Catephia pericyma

Scientific classification
- Kingdom: Animalia
- Phylum: Arthropoda
- Class: Insecta
- Order: Lepidoptera
- Superfamily: Noctuoidea
- Family: Erebidae
- Genus: Catephia
- Species: C. pericyma
- Binomial name: Catephia pericyma Hampson, 1916

= Catephia pericyma =

- Authority: Hampson, 1916

Species of moth

Catephia pericyma is a species of moth of the family Erebidae. It is found in Egypt, Kenya, Oman, Saudi Arabia, the United Arab Emirates and Yemen.

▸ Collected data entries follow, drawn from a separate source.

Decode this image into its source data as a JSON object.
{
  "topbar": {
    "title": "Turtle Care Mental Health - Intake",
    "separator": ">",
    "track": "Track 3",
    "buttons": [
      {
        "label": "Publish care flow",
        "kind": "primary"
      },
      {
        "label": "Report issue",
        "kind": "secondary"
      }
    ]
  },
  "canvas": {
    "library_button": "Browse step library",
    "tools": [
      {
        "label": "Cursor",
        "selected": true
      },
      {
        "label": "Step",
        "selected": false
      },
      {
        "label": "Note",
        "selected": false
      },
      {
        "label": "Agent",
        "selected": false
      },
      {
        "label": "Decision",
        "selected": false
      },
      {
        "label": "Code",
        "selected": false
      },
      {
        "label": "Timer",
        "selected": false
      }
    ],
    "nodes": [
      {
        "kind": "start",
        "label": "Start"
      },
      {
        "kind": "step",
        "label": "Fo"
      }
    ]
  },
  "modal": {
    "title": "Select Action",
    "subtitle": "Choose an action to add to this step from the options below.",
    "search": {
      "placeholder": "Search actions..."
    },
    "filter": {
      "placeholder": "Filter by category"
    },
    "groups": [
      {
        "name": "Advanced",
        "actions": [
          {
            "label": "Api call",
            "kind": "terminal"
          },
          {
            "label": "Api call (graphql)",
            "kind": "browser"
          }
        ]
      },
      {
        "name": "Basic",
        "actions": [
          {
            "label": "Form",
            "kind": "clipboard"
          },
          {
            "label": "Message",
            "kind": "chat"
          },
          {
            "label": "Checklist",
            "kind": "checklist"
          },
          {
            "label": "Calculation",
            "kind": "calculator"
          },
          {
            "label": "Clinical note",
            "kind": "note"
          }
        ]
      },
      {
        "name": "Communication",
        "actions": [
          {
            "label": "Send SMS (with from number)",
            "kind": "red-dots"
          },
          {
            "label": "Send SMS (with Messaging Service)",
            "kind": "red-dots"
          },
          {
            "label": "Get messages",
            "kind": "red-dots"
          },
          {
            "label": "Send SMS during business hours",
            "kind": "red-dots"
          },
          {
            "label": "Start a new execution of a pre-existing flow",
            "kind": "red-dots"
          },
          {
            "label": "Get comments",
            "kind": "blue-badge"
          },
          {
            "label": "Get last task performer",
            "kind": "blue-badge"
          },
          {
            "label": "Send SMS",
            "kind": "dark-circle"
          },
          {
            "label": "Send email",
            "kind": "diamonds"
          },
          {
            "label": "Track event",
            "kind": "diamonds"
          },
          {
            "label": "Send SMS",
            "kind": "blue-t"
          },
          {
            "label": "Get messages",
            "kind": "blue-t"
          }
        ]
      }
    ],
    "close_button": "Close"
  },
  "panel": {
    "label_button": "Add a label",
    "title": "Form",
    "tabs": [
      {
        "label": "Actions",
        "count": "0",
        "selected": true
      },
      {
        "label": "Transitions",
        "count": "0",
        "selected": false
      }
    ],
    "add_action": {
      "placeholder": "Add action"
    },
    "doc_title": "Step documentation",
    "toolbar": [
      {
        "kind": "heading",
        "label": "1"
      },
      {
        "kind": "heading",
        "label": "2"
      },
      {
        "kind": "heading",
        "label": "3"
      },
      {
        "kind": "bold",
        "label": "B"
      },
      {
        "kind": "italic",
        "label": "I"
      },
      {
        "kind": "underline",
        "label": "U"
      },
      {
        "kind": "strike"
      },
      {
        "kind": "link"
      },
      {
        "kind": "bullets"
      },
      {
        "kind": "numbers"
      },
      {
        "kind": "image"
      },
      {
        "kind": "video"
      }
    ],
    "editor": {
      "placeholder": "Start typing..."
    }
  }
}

The wingspan is about 40 mm. The forewings are pale grey, thickly irrorated with brown and black. The veins beyond the cell have slight dark streaks and there is a black-brown fascia below the base of the submedian fold. The antemedial line is black and there is an oblique black-brown shade before it on the inner area, as well as a shade beyond it in the submedian interspace to the postmedial line, filling in the claviform spot, which is large, defined by black and extending to the cell. The orbicular and reniform spots are large and defined by black. There is a slight oblique brown shade from the middle of the costa extending into the reniform. The postmedial line is black with dark brown streaks beyond it, as well as a black streak just below vein two with a slight white mark below it beyond the postmedial line. The terminal line is waved and black. The hindwings are white, the inner area tinged with red-brown and the terminal area dark cupreous brown.